AIの回答生成中に使われる暗号化された推論データを、別のAIモデルで復元できる問題が報告されました。
2026年8月10日にarXivへ投稿された論文で、OpenAI、Anthropic、GoogleのAPIを対象にした研究結果が示されています。
公開ログから認証情報が見つかったため、過去にAIエージェントのログを公開した開発者は確認が必要です。
記事の概要
研究チームは2026年8月10日、論文「Stealing Reasoning Traces from Proprietary LLM APIs」をarXivに投稿しました。
論文では、OpenAI、Anthropic、GoogleのAPIが返す場合のある暗号化された推論データを調べています。
高性能モデルのデータを同じ会社の別モデルに渡し、推論内容を平文で復元する攻撃を確認しました。
この問題は、ジョンズ・ホプキンス大学の暗号研究者Matthew Green氏による2026年5月の実験がきっかけでした。
研究チームはGitHubやHugging Faceで公開されたAIエージェントなどのログ6708件から、31万5320個の推論ブロックを復元しました。

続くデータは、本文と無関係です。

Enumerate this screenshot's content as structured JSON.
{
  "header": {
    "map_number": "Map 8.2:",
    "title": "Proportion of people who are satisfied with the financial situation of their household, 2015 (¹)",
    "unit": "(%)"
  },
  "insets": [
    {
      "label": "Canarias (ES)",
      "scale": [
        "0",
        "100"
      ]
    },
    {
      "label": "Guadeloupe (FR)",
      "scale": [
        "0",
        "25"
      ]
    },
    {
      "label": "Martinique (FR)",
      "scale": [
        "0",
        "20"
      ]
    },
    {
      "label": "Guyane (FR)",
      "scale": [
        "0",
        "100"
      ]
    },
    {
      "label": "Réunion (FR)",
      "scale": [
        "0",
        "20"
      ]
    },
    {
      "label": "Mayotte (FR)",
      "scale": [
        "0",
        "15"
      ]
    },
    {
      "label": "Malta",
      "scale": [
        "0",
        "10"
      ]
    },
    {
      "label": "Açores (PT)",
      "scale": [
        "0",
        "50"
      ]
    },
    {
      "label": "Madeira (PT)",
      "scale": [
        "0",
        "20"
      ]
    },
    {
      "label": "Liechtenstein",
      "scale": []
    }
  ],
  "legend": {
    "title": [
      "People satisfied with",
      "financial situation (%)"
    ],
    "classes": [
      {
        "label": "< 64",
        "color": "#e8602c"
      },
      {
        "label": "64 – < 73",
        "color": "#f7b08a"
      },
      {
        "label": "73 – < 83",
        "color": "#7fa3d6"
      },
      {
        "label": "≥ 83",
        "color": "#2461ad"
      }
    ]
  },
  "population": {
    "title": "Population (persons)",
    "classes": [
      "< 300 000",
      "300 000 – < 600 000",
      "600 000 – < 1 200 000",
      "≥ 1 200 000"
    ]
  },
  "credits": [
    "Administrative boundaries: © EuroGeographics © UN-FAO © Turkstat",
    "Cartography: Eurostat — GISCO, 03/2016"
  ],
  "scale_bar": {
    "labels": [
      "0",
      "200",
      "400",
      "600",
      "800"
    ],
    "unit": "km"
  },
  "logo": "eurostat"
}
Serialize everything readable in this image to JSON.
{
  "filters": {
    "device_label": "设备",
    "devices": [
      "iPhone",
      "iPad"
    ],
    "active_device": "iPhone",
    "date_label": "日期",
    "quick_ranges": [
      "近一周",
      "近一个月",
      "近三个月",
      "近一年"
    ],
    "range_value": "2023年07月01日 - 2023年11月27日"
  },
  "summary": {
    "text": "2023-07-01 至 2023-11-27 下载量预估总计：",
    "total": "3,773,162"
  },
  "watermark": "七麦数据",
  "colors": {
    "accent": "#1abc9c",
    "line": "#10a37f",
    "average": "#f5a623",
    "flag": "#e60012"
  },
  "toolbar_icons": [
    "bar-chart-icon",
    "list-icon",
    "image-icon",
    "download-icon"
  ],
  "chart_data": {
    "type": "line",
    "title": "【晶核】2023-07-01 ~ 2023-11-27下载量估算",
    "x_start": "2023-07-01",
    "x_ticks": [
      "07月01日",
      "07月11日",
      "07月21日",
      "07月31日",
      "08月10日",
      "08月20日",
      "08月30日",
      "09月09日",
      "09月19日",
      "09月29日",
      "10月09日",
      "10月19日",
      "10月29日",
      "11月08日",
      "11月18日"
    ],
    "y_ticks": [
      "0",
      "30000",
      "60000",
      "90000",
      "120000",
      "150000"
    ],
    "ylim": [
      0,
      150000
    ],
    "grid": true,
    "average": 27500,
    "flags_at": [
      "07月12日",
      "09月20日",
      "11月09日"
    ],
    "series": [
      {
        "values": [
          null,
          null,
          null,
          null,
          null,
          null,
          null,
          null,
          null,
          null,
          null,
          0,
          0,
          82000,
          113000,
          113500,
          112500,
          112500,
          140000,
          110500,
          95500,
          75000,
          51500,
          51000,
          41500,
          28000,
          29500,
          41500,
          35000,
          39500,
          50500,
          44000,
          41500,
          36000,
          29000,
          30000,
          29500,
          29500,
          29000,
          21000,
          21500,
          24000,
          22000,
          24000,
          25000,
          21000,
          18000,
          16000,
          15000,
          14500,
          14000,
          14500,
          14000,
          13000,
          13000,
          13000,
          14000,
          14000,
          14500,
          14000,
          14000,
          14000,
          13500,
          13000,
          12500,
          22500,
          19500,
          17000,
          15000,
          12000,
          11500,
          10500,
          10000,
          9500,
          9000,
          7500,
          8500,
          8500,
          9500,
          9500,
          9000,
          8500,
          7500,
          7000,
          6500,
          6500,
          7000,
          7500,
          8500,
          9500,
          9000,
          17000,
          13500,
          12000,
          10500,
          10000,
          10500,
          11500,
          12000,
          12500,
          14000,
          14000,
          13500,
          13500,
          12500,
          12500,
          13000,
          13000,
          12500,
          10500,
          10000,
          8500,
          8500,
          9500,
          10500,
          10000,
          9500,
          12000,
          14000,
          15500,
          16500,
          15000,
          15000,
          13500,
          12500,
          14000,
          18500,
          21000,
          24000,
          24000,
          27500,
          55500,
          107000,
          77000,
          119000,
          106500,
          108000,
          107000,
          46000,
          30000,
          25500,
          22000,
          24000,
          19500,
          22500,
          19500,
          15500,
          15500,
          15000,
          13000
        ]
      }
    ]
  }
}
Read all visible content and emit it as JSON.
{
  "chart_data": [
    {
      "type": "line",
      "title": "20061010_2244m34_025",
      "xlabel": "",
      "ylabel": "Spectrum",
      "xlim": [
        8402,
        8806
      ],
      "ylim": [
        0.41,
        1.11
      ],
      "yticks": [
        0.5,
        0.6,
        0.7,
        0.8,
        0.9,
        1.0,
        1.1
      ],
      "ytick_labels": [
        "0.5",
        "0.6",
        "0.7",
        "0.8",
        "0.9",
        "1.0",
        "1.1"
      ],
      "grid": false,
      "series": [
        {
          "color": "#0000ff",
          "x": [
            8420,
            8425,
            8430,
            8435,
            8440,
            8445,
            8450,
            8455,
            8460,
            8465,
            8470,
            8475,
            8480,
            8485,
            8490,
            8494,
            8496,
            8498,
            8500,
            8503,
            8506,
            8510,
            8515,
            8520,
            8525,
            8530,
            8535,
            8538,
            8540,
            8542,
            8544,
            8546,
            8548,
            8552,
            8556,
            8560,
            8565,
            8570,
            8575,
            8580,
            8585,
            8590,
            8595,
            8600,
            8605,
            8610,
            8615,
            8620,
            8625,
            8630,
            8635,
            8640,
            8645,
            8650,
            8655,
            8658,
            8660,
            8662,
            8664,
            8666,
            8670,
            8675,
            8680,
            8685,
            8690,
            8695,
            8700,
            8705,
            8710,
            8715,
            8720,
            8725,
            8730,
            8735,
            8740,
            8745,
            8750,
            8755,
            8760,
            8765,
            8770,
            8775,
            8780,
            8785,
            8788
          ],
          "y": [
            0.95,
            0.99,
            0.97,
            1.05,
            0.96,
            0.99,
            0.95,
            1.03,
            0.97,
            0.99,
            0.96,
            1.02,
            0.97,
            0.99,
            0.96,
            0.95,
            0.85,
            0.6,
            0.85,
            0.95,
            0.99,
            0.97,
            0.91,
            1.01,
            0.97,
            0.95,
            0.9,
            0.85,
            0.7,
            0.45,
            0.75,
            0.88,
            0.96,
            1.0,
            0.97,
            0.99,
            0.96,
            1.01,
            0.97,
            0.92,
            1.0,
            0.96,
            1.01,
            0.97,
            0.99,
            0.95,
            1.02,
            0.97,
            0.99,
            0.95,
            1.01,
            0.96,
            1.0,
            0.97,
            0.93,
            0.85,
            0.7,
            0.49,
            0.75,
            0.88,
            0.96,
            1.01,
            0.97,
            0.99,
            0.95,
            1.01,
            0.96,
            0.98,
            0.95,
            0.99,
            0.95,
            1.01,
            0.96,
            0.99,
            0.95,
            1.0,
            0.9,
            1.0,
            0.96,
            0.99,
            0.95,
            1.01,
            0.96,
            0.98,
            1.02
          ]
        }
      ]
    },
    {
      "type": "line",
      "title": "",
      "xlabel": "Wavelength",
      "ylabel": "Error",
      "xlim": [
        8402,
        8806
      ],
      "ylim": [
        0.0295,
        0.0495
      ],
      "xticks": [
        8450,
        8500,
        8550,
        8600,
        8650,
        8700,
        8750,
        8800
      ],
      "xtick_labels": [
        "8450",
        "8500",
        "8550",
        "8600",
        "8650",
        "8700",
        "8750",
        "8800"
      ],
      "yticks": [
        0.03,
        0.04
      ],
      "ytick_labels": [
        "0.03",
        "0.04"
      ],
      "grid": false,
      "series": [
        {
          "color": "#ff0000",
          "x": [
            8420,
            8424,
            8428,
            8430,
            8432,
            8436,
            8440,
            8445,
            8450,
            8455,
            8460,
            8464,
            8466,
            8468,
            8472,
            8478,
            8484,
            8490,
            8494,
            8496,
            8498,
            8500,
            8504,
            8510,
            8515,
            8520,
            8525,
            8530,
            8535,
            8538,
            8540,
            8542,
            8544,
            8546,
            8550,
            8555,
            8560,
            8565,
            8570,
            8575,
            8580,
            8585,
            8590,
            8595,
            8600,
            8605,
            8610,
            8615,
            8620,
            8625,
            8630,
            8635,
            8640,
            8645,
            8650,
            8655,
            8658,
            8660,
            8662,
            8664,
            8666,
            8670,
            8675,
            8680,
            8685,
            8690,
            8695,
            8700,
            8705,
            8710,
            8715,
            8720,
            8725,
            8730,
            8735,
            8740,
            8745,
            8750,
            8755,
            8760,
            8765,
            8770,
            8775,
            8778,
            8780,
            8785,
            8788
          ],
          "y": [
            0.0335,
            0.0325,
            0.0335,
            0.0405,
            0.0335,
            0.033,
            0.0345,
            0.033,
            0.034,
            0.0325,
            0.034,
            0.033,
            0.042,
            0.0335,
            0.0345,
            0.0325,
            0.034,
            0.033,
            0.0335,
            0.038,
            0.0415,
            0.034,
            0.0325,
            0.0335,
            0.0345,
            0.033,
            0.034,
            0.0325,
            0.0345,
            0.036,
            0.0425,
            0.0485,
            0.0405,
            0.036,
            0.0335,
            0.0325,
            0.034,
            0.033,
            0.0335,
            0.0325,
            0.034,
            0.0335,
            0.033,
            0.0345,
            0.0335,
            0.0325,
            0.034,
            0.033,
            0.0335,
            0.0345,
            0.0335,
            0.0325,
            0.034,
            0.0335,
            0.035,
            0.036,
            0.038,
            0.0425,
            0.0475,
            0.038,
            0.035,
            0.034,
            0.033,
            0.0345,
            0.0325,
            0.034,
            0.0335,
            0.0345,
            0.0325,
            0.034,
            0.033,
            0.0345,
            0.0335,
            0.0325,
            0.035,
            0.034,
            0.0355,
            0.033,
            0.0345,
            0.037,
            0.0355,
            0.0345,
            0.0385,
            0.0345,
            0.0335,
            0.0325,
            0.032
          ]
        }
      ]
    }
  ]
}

実際のユーザーログからは、APIキー62件、パスワード33件、アクセストークン24件などの認証情報も見つかりました。
推論データがAIモデルの蒸留に悪用される可能性も指摘されましたが、フロンティアモデルと同等のAIを作れることまでは実証されていません。
各社は論文公開前に報告を受け、2026年8月時点では攻撃を再現できない対策を導入したとされています。
記事のポイント
- 別モデルを復号器に利用: 高性能モデルの暗号化データを同じ会社の別モデルへ渡し、推論内容を平文で書き出させる手法です。
- 公開ログから認証情報: 6708件のログから31万5320個の推論ブロックを復元し、APIキー62件なども確認されています。
- 各社は対策を導入: 各社は論文公開前に報告を受け、2026年8月時点で攻撃を再現できない対策を導入しています。
このニュースがもたらす影響
- ログ公開開発者: 過去に公開したAIエージェントのログも、推論ブロックを含むか点検し、認証情報が残っていれば変更する運用を優先し、公開範囲も見直す必要があります。
- LLM API提供者: 暗号化を採用するだけでなく、別モデル経由の読み出しまで検証し、利用者に返すデータの再利用範囲を継続的に管理する設計が求められそうです。
- AI導入企業: API選定では回答品質だけでなく、推論データの扱いとログ保存・公開の責任分界を確認し、秘密情報管理を契約や手順に落とす必要がありそうです。
このニュースの背景
LLMの推論データは、利用者から見えないことを前提に、APIやエージェントの処理へ組み込まれています。
今回の研究は、その前提が暗号化だけでは支えきれず、同じ提供元の別モデルを介して内容を引き出され得ることを示しています。
さらに、公開ログでは通常の回答欄から削除した秘密情報が推論データ側に残る可能性があり、運用上の情報管理が課題になります。